LES QUESTIONS EN LITIGE

[14]       La Cour doit trancher les questions suivantes :

(1)         M. Shaker a-t-il omis de déclarer les montres qui ont été saisies à son retour au Canada le 12 avril 1998, contrevenant à l'article 12 de la Loi sur les douanes?

(2)         Les montres saisies étaient-elles les montres qui avaient déjà été importées par les demandeurs et pour lesquelles les droits avaient déjà été acquittés?

(3)         Le défendeur a-t-il correctement évalué les montres saisies?

ANALYSE


[15]       Les demandeurs font valoir qu'ils avaient déjà acquitté les droits de douane, la taxe d'accise et la TPS sur les montres saisies lorsqu'ils les avaient initialement importées au Canada et que, par conséquent, M. Shaker n'avait pas à déclarer ces articles sous le régime de l'article 12 de la Loi sur les douanes à son retour au Canada le 12 avril 1998.

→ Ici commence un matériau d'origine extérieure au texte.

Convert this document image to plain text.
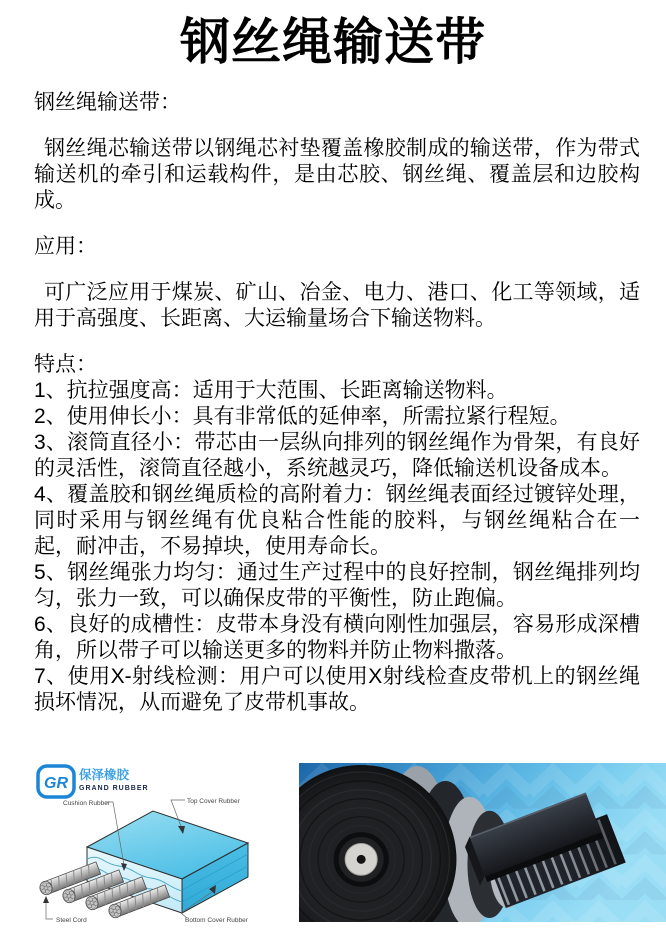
钢丝绳输送带

钢丝绳输送带：

钢丝绳芯输送带以钢绳芯衬垫覆盖橡胶制成的输送带，作为带式输送机的牵引和运载构件，是由芯胶、钢丝绳、覆盖层和边胶构成。

应用：

可广泛应用于煤炭、矿山、冶金、电力、港口、化工等领域，适用于高强度、长距离、大运输量场合下输送物料。

特点：

1、抗拉强度高：适用于大范围、长距离输送物料。
2、使用伸长小：具有非常低的延伸率，所需拉紧行程短。
3、滚筒直径小：带芯由一层纵向排列的钢丝绳作为骨架，有良好的灵活性，滚筒直径越小，系统越灵巧，降低输送机设备成本。
4、覆盖胶和钢丝绳质检的高附着力：钢丝绳表面经过镀锌处理，同时采用与钢丝绳有优良粘合性能的胶料，与钢丝绳粘合在一起，耐冲击，不易掉块，使用寿命长。
5、钢丝绳张力均匀：通过生产过程中的良好控制，钢丝绳排列均匀，张力一致，可以确保皮带的平衡性，防止跑偏。
6、良好的成槽性：皮带本身没有横向刚性加强层，容易形成深槽角，所以带子可以输送更多的物料并防止物料撒落。
7、使用X-射线检测：用户可以使用X射线检查皮带机上的钢丝绳损坏情况，从而避免了皮带机事故。
GR 保泽橡胶
GRAND RUBBER
Cushion Rubber	Top Cover Rubber
Steel Cord	Bottom Cover Rubber
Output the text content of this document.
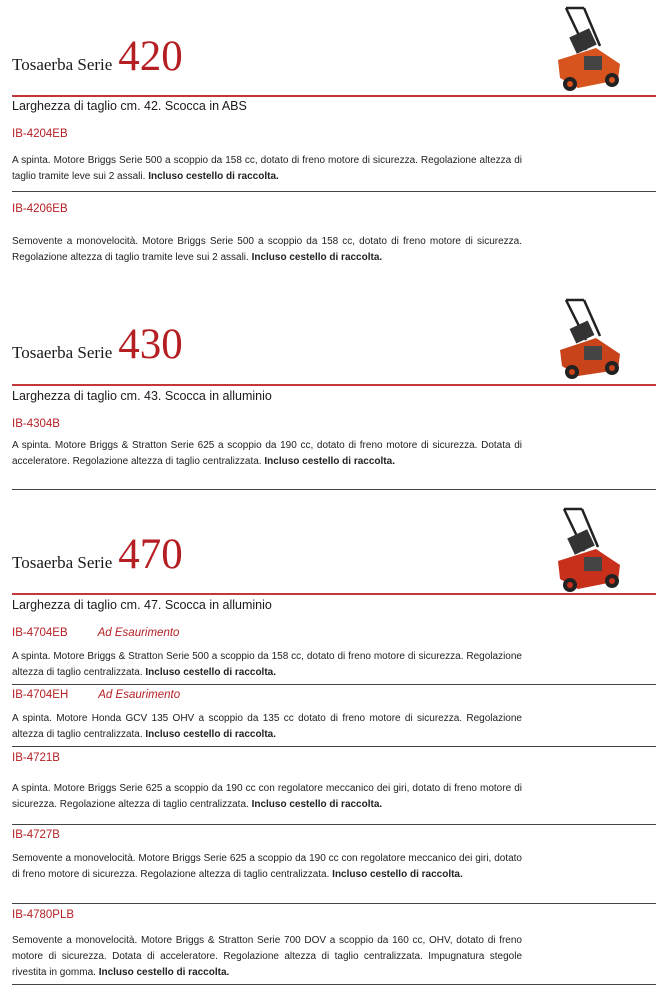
Tosaerba Serie 420
Larghezza di taglio cm. 42. Scocca in ABS
IB-4204EB
A spinta. Motore Briggs Serie 500 a scoppio da 158 cc, dotato di freno motore di sicurezza. Regolazione altezza di taglio tramite leve sui 2 assali. Incluso cestello di raccolta.
IB-4206EB
Semovente a monovelocità. Motore Briggs Serie 500 a scoppio da 158 cc, dotato di freno motore di sicurezza. Regolazione altezza di taglio tramite leve sui 2 assali. Incluso cestello di raccolta.
Tosaerba Serie 430
Larghezza di taglio cm. 43. Scocca in alluminio
IB-4304B
A spinta. Motore Briggs & Stratton Serie 625 a scoppio da 190 cc, dotato di freno motore di sicurezza. Dotata di acceleratore. Regolazione altezza di taglio centralizzata. Incluso cestello di raccolta.
Tosaerba Serie 470
Larghezza di taglio cm. 47. Scocca in alluminio
IB-4704EB	Ad Esaurimento
A spinta. Motore Briggs & Stratton Serie 500 a scoppio da 158 cc, dotato di freno motore di sicurezza. Regolazione altezza di taglio centralizzata. Incluso cestello di raccolta.
IB-4704EH	Ad Esaurimento
A spinta. Motore Honda GCV 135 OHV a scoppio da 135 cc dotato di freno motore di sicurezza. Regolazione altezza di taglio centralizzata. Incluso cestello di raccolta.
IB-4721B
A spinta. Motore Briggs Serie 625 a scoppio da 190 cc con regolatore meccanico dei giri, dotato di freno motore di sicurezza. Regolazione altezza di taglio centralizzata. Incluso cestello di raccolta.
IB-4727B
Semovente a monovelocità. Motore Briggs Serie 625 a scoppio da 190 cc con regolatore meccanico dei giri, dotato di freno motore di sicurezza. Regolazione altezza di taglio centralizzata. Incluso cestello di raccolta.
IB-4780PLB
Semovente a monovelocità. Motore Briggs & Stratton Serie 700 DOV a scoppio da 160 cc, OHV, dotato di freno motore di sicurezza. Dotata di acceleratore. Regolazione altezza di taglio centralizzata. Impugnatura stegole rivestita in gomma. Incluso cestello di raccolta.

[16]       L'avocat du défendeur soutient qu'en omettant de déclarer les montres à son arrivée au Canada, M. Shaker a contrevenu à l'article 12 de la Loi sur les douanes.

[17]       Pour trancher la première question soulevée, il n'est pas nécessaire de déterminer si les montres saisies étaient celles pour lesquelles des droits avaient déjà été acquittés. En effet, même si les demandeurs peuvent démontrer qu'il s'agit des mêmes montres - une question que la Cour abordera plus loin dans les présents motifs - il reste que la Loi sur les douanes exige qu'il y ait quand même déclaration, puisque l'article 12 de la Loi établissait une présomption d'importation à l'égard des montres saisies.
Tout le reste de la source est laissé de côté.